En la China imperial, esto se refería a la ortodoxia de Confucio. El ideal del Estado confuciano es la "armonía". Si toda la gente se atiene a un conjunto determinado de creencias, que incluyen códigos morales de comportamiento, los conflictos desaparecerán. Los gobernados, en este sistema ideal, obedecerán naturalmente a sus gobernantes, de la misma manera que los hijos obedecen a sus padres.

Después de las diferentes revoluciones en las primeras décadas del siglo XX, el confucianismo fue reemplazado por una versión china del comunismo. El marxismo seducía a los intelectuales chinos, porque era estrictamente teórico, introducía una ortodoxia moral moderna y se basaba, como el confucianismo, en una promesa de armonía perfecta. En última instancia, en la utopía comunista, los conflictos de intereses desaparecerían. El régimen del presidente Mao combinaba elementos del sistema imperial chino con el totalitarismo comunista.

Esta ortodoxia, sin embargo, también estaba destinada a desaparecer. Son pocos los chinos, incluso en los altos rangos del Partido Comunista, que siguen siendo marxistas convencidos. Esto dejó un vacío ideológico, rápidamente ocupado en los años ochenta por la codicia, el cinismo y la corrupción. De esta crisis surgieron las manifestaciones en toda China, conocidas colectivamente como "Tiananmen". En 1989, Liu Xiaobo era un portavoz activo de las protestas estudiantiles contra la corrupción oficial y a favor de mayor libertad.

Poco después de la sangrienta represión en Tiananmen, una nueva ortodoxia reemplazó al marxismo chino: el nacionalismo chino. Sólo un régimen unipartidario garantizaría el continuo ascenso de China y pondría fin a siglos de humillación nacional. El Partido Comunista representaba el destino de China como una gran potencia. Dudar de esto no sólo era errado, sino antipatriótico, hasta "antichino".

Desde esta perspectiva, las opiniones críticas de Liu Xiaobo eran efectivamente subversivas. Arrojaban dudas sobre la ortodoxia oficial y, por ende, sobre la legitimidad del Estado. Preguntarse, como muchos lo hicieron, por qué el régimen chino se negó a negociar con los estudiantes en 1989 - o a llegar a algún acuerdo con sus críticos hoy-es no entender la naturaleza de la política religiosa. La negociación, el compromiso y el acuerdo son las marcas de la política económica, donde todo trato tiene su precio. Por el contrario, quienes gobiernan según una creencia compartida no pueden permitirse negociar, ya que eso minaría la propia creencia.
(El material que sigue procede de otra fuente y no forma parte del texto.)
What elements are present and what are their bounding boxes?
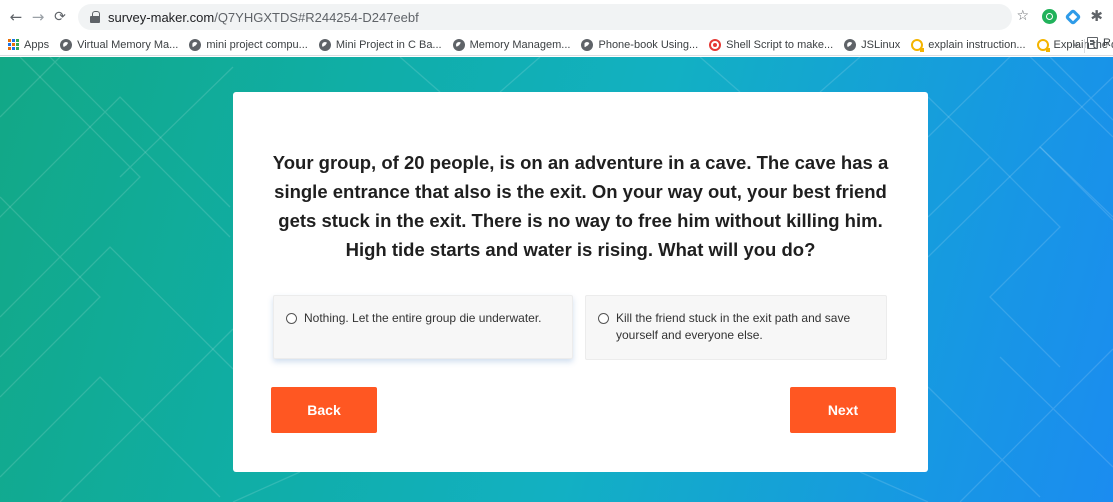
- puzzle-extensions-icon[interactable]: ✱: [1090, 7, 1103, 25]
- reload-icon[interactable]: ⟳: [50, 7, 70, 27]
- question-text: Your group, of 20 people, is on an adven…: [272, 152, 889, 260]
- next-button[interactable]: Next: [790, 387, 896, 433]
- bookmark-item[interactable]: Phone-book Using...: [581, 38, 699, 51]
- question-card: Your group, of 20 people, is on an adven…: [233, 92, 928, 472]
- bookmark-item[interactable]: Shell Script to make...: [709, 38, 834, 51]
- globe-icon: [60, 38, 73, 51]
- answer-option-label: Nothing. Let the entire group die underw…: [304, 311, 542, 325]
- bookmark-label: Apps: [24, 38, 50, 51]
- bookmark-item[interactable]: JSLinux: [844, 38, 901, 51]
- answer-option-2[interactable]: Kill the friend stuck in the exit path a…: [585, 295, 887, 360]
- bookmark-item[interactable]: Memory Managem...: [452, 38, 571, 51]
- bookmark-label: Shell Script to make...: [726, 38, 834, 51]
- survey-page: Your group, of 20 people, is on an adven…: [0, 57, 1113, 502]
- star-icon[interactable]: ☆: [1016, 8, 1029, 24]
- bookmark-item[interactable]: mini project compu...: [189, 38, 308, 51]
- reading-list-button[interactable]: R: [1087, 37, 1111, 49]
- ring-icon: [1036, 38, 1050, 52]
- bookmark-label: mini project compu...: [206, 38, 308, 51]
- bookmark-item[interactable]: Mini Project in C Ba...: [318, 38, 442, 51]
- radio-button-icon[interactable]: [598, 313, 609, 324]
- back-button[interactable]: Back: [271, 387, 377, 433]
- bookmark-label: Mini Project in C Ba...: [335, 38, 442, 51]
- bookmark-item[interactable]: explain instruction...: [911, 38, 1026, 52]
- globe-icon: [844, 38, 857, 51]
- back-arrow-icon[interactable]: ←: [6, 7, 26, 27]
- bookmark-item[interactable]: Virtual Memory Ma...: [60, 38, 179, 51]
- bookmark-apps[interactable]: Apps: [8, 39, 49, 51]
- bookmarks-bar: Apps Virtual Memory Ma... mini project c…: [0, 34, 1113, 56]
- url-host: survey-maker.com: [108, 9, 215, 25]
- bookmark-label: Virtual Memory Ma...: [77, 38, 179, 51]
- globe-icon: [189, 38, 202, 51]
- answer-option-1[interactable]: Nothing. Let the entire group die underw…: [273, 295, 573, 359]
- bookmark-label: Memory Managem...: [469, 38, 571, 51]
- ring-icon: [911, 38, 925, 52]
- url-path: /Q7YHGXTDS#R244254-D247eebf: [214, 9, 419, 25]
- globe-icon: [452, 38, 465, 51]
- bookmark-label: explain instruction...: [928, 38, 1026, 51]
- bookmarks-divider: [1084, 39, 1085, 53]
- url-text: survey-maker.com/Q7YHGXTDS#R244254-D247e…: [108, 10, 419, 25]
- reading-list-icon: [1087, 37, 1099, 49]
- browser-toolbar: ← → ⟳ survey-maker.com/Q7YHGXTDS#R244254…: [0, 0, 1113, 34]
- diamond-extension-icon[interactable]: [1064, 8, 1082, 26]
- bookmark-label: Phone-book Using...: [598, 38, 699, 51]
- forward-arrow-icon[interactable]: →: [28, 7, 48, 27]
- radio-button-icon[interactable]: [286, 313, 297, 324]
- globe-icon: [581, 38, 594, 51]
- globe-icon: [318, 38, 331, 51]
- grammarly-extension-icon[interactable]: [1042, 9, 1057, 24]
- bookmark-label: JSLinux: [861, 38, 901, 51]
- reading-list-label: R: [1103, 37, 1111, 49]
- target-icon: [709, 38, 722, 51]
- apps-grid-icon: [8, 39, 19, 50]
- answer-option-label: Kill the friend stuck in the exit path a…: [616, 311, 851, 342]
- lock-icon: [90, 11, 100, 23]
- bookmarks-overflow-icon[interactable]: »: [1072, 38, 1079, 51]
- address-bar[interactable]: survey-maker.com/Q7YHGXTDS#R244254-D247e…: [78, 4, 1012, 30]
Esto no quiere decir que la concepción económica de la política les sea completamente extraña a los chinos - o, si vamos al caso, que la noción religiosa de la política sea desconocida en el Occidente democrático-.Pero la insistencia en la ortodoxia todavía es suficientemente fuerte en China como para seguir siendo la defensa por omisión en contra de los críticos políticos.

Estas cosas pueden cambiar. Otras sociedades confucianas, como Corea del Sur, Taiwán y Japón, hoy tienen democracias liberales prósperas, y no existe ningún motivo para creer que una transición de esta naturaleza resulte imposible en China.

Sin embargo, es poco probable que la presión externa la genere. Muchos no chinos - yo entre ellos-han firmado una carta de protesta contra el encarcelamiento de Liu Xiaobo. Es de esperar que esto le brinde consuelo a él y les sirva de respaldo moral a los chinos que comparten sus opiniones. Pero es poco probable que impresione a quienes creen en la actual ortodoxia del nacionalismo chino. Hasta que China se libere del control de la política religiosa, los ideales de Liu probablemente no echen raíces. Esto no es un buen presagio para China y, por cierto, tampoco para el resto del mundo.

Ian Buruma, profesor de Democracia, Derechos Humanos y Periodismo en el Bard College; autor de Asesinato en Amsterdam: La muerte de Theo van Gogh y los límites de la tolerancia © Project Syndicate, 2010. Traducción: Claudia Martínez.